What Ratings Can’t Measure

Here’s my core objection to the entire rating enterprise. A single number cannot capture the multi-dimensional experience of reading a book. A book can have beautiful prose and a weak plot. It can have compelling characters but a muddled theme. It can be technically accomplished but emotionally cold, or it can be roughly written but deeply moving. Reducing all of these dimensions to a single number forces you to perform a kind of mental averaging that loses the most interesting information.

Consider a book with extraordinary sentences but a disappointing ending. Three stars? Four? The question is almost meaningless, because the thing you most want to communicate (“read this for the prose but don’t expect the plot to land”) cannot be expressed as a number. The rating collapses a nuanced judgment into a binary: this book is above average or it isn’t.

Restaurant reviews have faced this problem for years, and the best solutions involve multiple dimensions. Zagat rates food, decor, and service separately. This isn’t perfect, but it preserves more information than a single composite score. I’ve often wished book ratings worked the same way. Rate the prose separately from the plot. Rate the characters separately from the pacing. You’d end up with a profile rather than a point, and profiles are far more useful for predicting whether a specific reader will enjoy a specific book.

Of course, nobody would fill out a five-dimensional rating for every book they read. That’s too much friction. And that’s part of the problem: the single-number system exists because it’s easy, not because it’s good. We’ve optimized for the rater’s convenience rather than the rating’s accuracy.

The Review vs. the Rating

The best Goodreads reviews I’ve read are the ones that ignore the star rating entirely. They’re written responses that describe the reading experience with specificity and honesty. “I found the first half slow but the second half made it worth the effort.” “The research is impressive but the author’s voice gets in the way.” “I don’t think this is a ‘good’ book by any conventional measure, but it did something to me that I’m still processing.”

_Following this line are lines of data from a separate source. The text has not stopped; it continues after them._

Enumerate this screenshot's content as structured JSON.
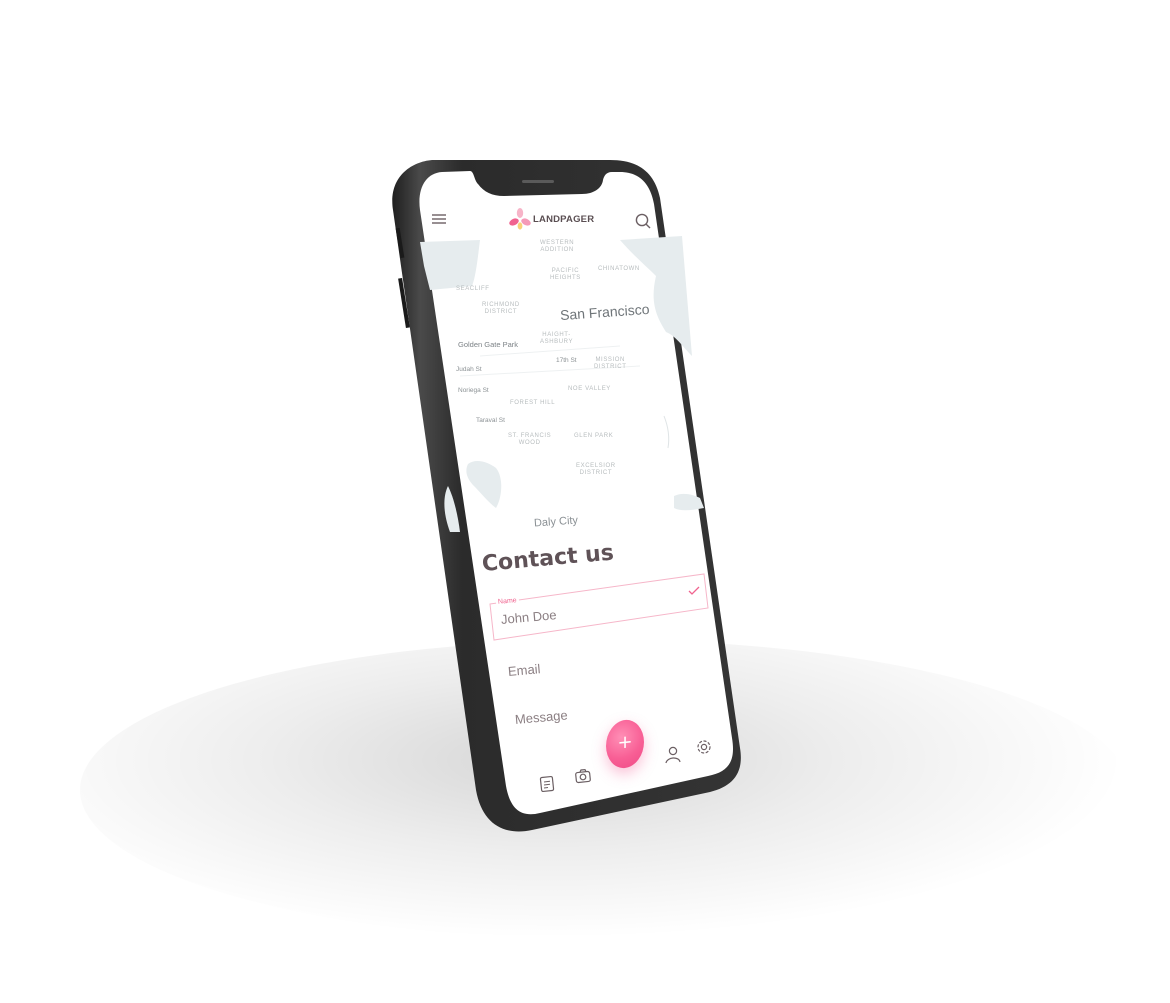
{
  "header": {
    "brand_name": "LANDPAGER",
    "menu_icon": "hamburger-menu-icon",
    "search_icon": "search-icon",
    "logo_icon": "flower-logo-icon",
    "accent_color": "#f0638f"
  },
  "map": {
    "city_name": "San Francisco",
    "secondary_city": "Daly City",
    "districts": [
      "WESTERN\nADDITION",
      "CHINATOWN",
      "PACIFIC\nHEIGHTS",
      "RICHMOND\nDISTRICT",
      "HAIGHT-\nASHBURY",
      "MISSION\nDISTRICT",
      "NOE VALLEY",
      "FOREST HILL",
      "ST. FRANCIS\nWOOD",
      "GLEN PARK",
      "EXCELSIOR\nDISTRICT",
      "SEACLIFF"
    ],
    "streets": [
      "Golden Gate Park",
      "Judah St",
      "Noriega St",
      "Taraval St",
      "17th St"
    ]
  },
  "contact": {
    "title": "Contact us",
    "name_label": "Name",
    "name_value": "John Doe",
    "email_placeholder": "Email",
    "message_placeholder": "Message"
  },
  "bottom_nav": {
    "items": [
      "news-icon",
      "camera-icon",
      "user-icon",
      "settings-icon"
    ],
    "fab_symbol": "+"
  }
}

These reviews are infinitely more useful than any star rating because they give you information you can actually act on. If a reviewer says the pacing is slow, and you know you don’t mind slow pacing, that’s useful. If they say the characters feel underdeveloped, and complex characters are your top priority, that’s useful too. A three-star rating tells you almost nothing. A thoughtful paragraph tells you whether this particular book is right for you as a particular reader.

The irony is that most people look at the number and skip the review. The aggregated rating, that single number at the top of the page, gets more attention than the thousands of nuanced reviews below it. We’ve trained ourselves to make decisions based on a metric that we all know is unreliable, because it’s faster than reading actual assessments.

The Author’s Dilemma

I have some sympathy for authors on this, having seen firsthand how ratings affect the books we publish. A bad average rating on Goodreads or Amazon can tank a book’s discoverability. Amazon’s algorithms factor in ratings when deciding which books to recommend. Libraries use Goodreads data when making acquisition decisions. Bookstores check ratings before deciding whether to stock a title. The number matters commercially even if it doesn’t matter intellectually.

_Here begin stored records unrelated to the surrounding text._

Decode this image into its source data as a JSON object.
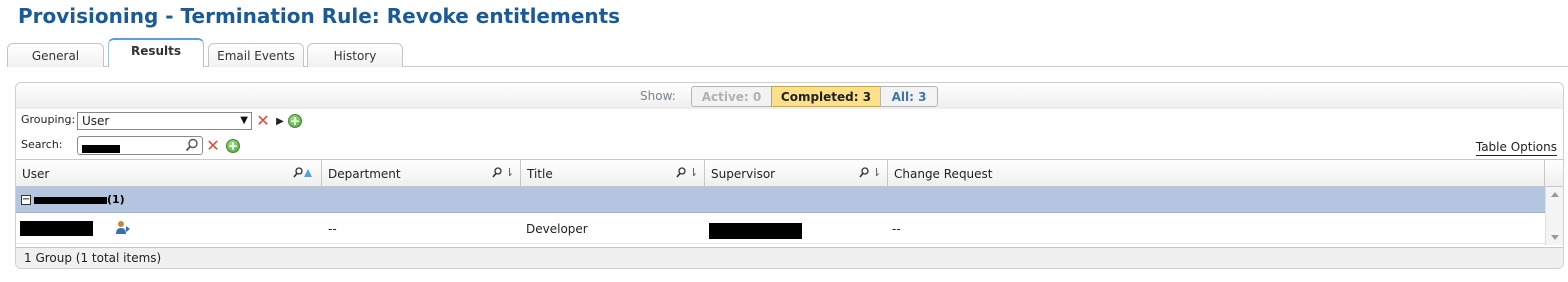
{
  "page": {
    "title": "Provisioning - Termination Rule: Revoke entitlements"
  },
  "tabs": [
    {
      "label": "General"
    },
    {
      "label": "Results",
      "active": true
    },
    {
      "label": "Email Events"
    },
    {
      "label": "History"
    }
  ],
  "filter": {
    "show_label": "Show:",
    "active": "Active: 0",
    "completed": "Completed: 3",
    "all": "All: 3",
    "selected": "completed"
  },
  "grouping": {
    "label": "Grouping:",
    "value": "User"
  },
  "search": {
    "label": "Search:"
  },
  "table_options": "Table Options",
  "columns": [
    {
      "label": "User"
    },
    {
      "label": "Department"
    },
    {
      "label": "Title"
    },
    {
      "label": "Supervisor"
    },
    {
      "label": "Change Request"
    }
  ],
  "group": {
    "count": "(1)"
  },
  "rows": [
    {
      "department": "--",
      "title": "Developer",
      "change_request": "--"
    }
  ],
  "footer": {
    "summary": "1 Group (1 total items)"
  },
  "colors": {
    "title": "#1a5a96",
    "group_row": "#b4c6df",
    "completed_bg": "#fde08a",
    "all_text": "#3f75ad"
  }
}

This creates perverse incentives. Authors who want to protect their ratings are tempted to write safer, more broadly appealing books rather than challenging or experimental ones. A novel that takes real artistic risks is more likely to polarize readers, generating a mix of one-star and five-star ratings that averages out to a mediocre 3.2. A competent but unambitious novel that offends nobody might cruise to a comfortable 3.9. The rating system, in this way, actually discourages the kind of bold, distinctive writing that readers claim to want.

I’ve talked to authors who check their Goodreads rating daily, who spiral when a new one-star review appears, who alter their writing process based on feedback from anonymous strangers on the internet. This is unhealthy and artistically corrosive, but it’s understandable when your livelihood depends on a number that strangers control.

What Would Be Better

I don’t think we should abolish book ratings. The desire to evaluate and recommend books is natural and healthy, and some form of rating system helps readers navigate a market that publishes over a million new titles a year. But I think we need to be more honest about what ratings can and can’t do, and I think there are some improvements that would help.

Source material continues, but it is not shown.